Miners can set the block version flag via CLI/RPC or config file:
From the CLI/RPC,
bitcoin-cli setblockversion (version number or string)
For example:
The following all choose to vote for 2MB blocks:
bitcoin-cli setblockversion 0x30000000
bitcoin-cli setblockversion 805306368
bitcoin-cli setblockversion BIP109
The following does not vote for 2MB blocks:
bitcoin-cli setblockversion 0x20000000
bitcoin-cli setblockversion 536870912
bitcoin-cli setblockversion BASE
You can discover the current block version using:
bitcoin-cli getblockversion
From bitcoin.conf:
blockversion=805306368
Note you must specify the version in decimal format in the bitcoin.conf file. Here is an easy conversion in Linux: python -c "print '%d' % 0x30000000"
- WARNING: If you use nonsense numbers when calling setblockversion, you'll end up generating blocks with nonsense versions!
Bitcoin Unlimited tracks multiple sources for data an can rapidly request blocks or transactions from other sources if one source does not deliver the requested data. To change the retry rate, set it in microseconds in your bitcoin.conf:
Transaction retry interval:
txretryinterval=2000000
Block retry interval:
blkretryinterval=2000000
A larger transaction memory pool allows your node to receive expedited blocks successfully (it increases the chance that you will have a transaction referenced in the expedited block) and to pick from a larger set of available transactions. To change the memory pool size, configure it in bitcoin.conf:
maxmempool=<megabytes>
So a 4GB mempool would be configured like:
maxmempool=4096
To change the string that appears in the coinbase message of a mined block, run:
bitcoin-cli setminercomment "your mining comment"

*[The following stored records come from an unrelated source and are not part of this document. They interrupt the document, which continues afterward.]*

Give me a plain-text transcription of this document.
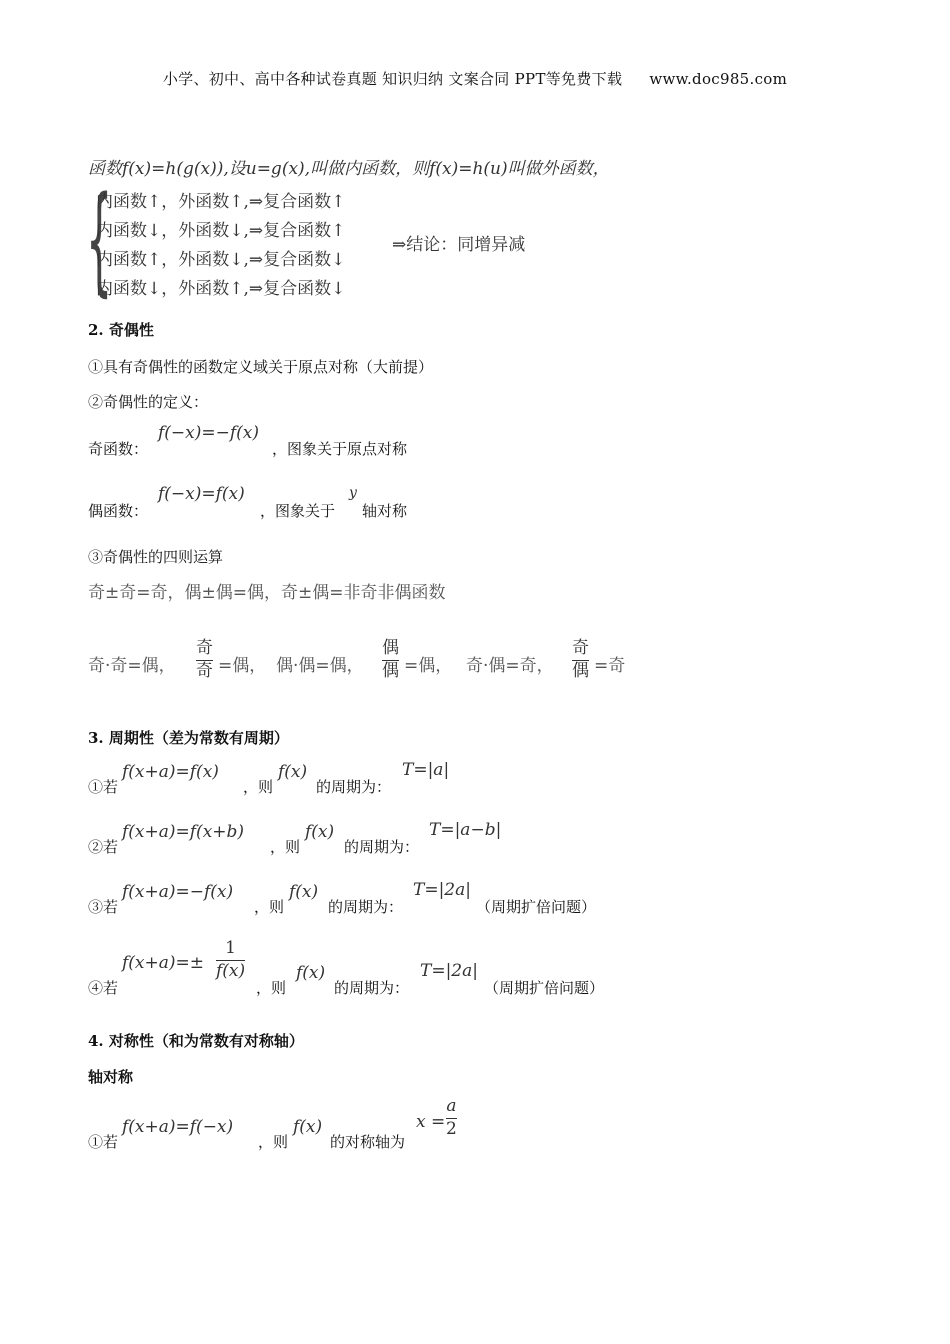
小学、初中、高中各种试卷真题 知识归纳 文案合同 PPT等免费下载 www.doc985.com
函数f(x)=h(g(x)),设u=g(x),叫做内函数，则f(x)=h(u)叫做外函数，
{
内函数↑，外函数↑,⇒复合函数↑
内函数↓，外函数↓,⇒复合函数↑
内函数↑，外函数↓,⇒复合函数↓
内函数↓，外函数↑,⇒复合函数↓
⇒结论：同增异减
2. 奇偶性
①具有奇偶性的函数定义域关于原点对称（大前提）
②奇偶性的定义：
奇函数：
f(−x)=−f(x)
，图象关于原点对称
偶函数：
f(−x)=f(x)
，图象关于
y
轴对称
③奇偶性的四则运算
奇±奇=奇，偶±偶=偶，奇±偶=非奇非偶函数
奇·奇=偶，
奇
奇 =偶， 偶·偶=偶，
偶
偶 =偶， 奇·偶=奇，
奇
偶 =奇
3. 周期性（差为常数有周期）
①若
f(x+a)=f(x)
，则
f(x)
的周期为：
T=|a|
②若
f(x+a)=f(x+b)
，则
f(x)
的周期为：
T=|a−b|
③若
f(x+a)=−f(x)
，则
f(x)
的周期为：
T=|2a|
（周期扩倍问题）
④若
f(x+a)=±
1
f(x)
，则
f(x)
的周期为：
T=|2a|
（周期扩倍问题）
4. 对称性（和为常数有对称轴）
轴对称
①若
f(x+a)=f(−x)
，则
f(x)
的对称轴为
x =
a
2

To show the current string:
bitcoin-cli getminercomment
- WARNING: some mining software and pools also add to the coinbase string and do not validate the total string length (it must be < 100 bytes). This can cause the mining pool to generate invalid blocks. Please ensure that your mining pool software validates total string length, or keep the string you add to Bitcoin Unlimited short.

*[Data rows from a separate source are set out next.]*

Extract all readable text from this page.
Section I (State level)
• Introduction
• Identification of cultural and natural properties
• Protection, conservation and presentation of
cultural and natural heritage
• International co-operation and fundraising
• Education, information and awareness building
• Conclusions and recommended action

When you restart bitcoind, the memory pool starts empty. If a block is found quickly, this could result in a block with few transactions. It is possible to "prime" a new instance of bitcoind with the memory pool of a different Bitcoin Unlimited node. To do so, go to the CLI on the node that has a full mempool, connect to your new node, and push the transactions to it.
`bitcoin-cli addnode <new node's IP:port> onetry`
`bitcoin-cli pushtx <new node's IP:port>`
Bitcoin Unlimited can be used to validate block templates received from other Bitcoin Unlimited releases or other bitcoin clients. This ensures that Bitcoin Unlimited will accept the block once it is mined, allowing miners to deploy multiple clients in their mining networks. Note that this API will return an error if the block is not built off of the chain tip seen by this client. So it is important that the client be fully synchronized with the client that creates the block template. You can do this by explicitly connecting them via "addnode".
The block validation RPC uses the same call syntax as the "submitblock" RPC, and returns a JSONRPCException if the block validation fails. See "qa/rpc-tests/validateblocktemplate.py" for detailed python examples.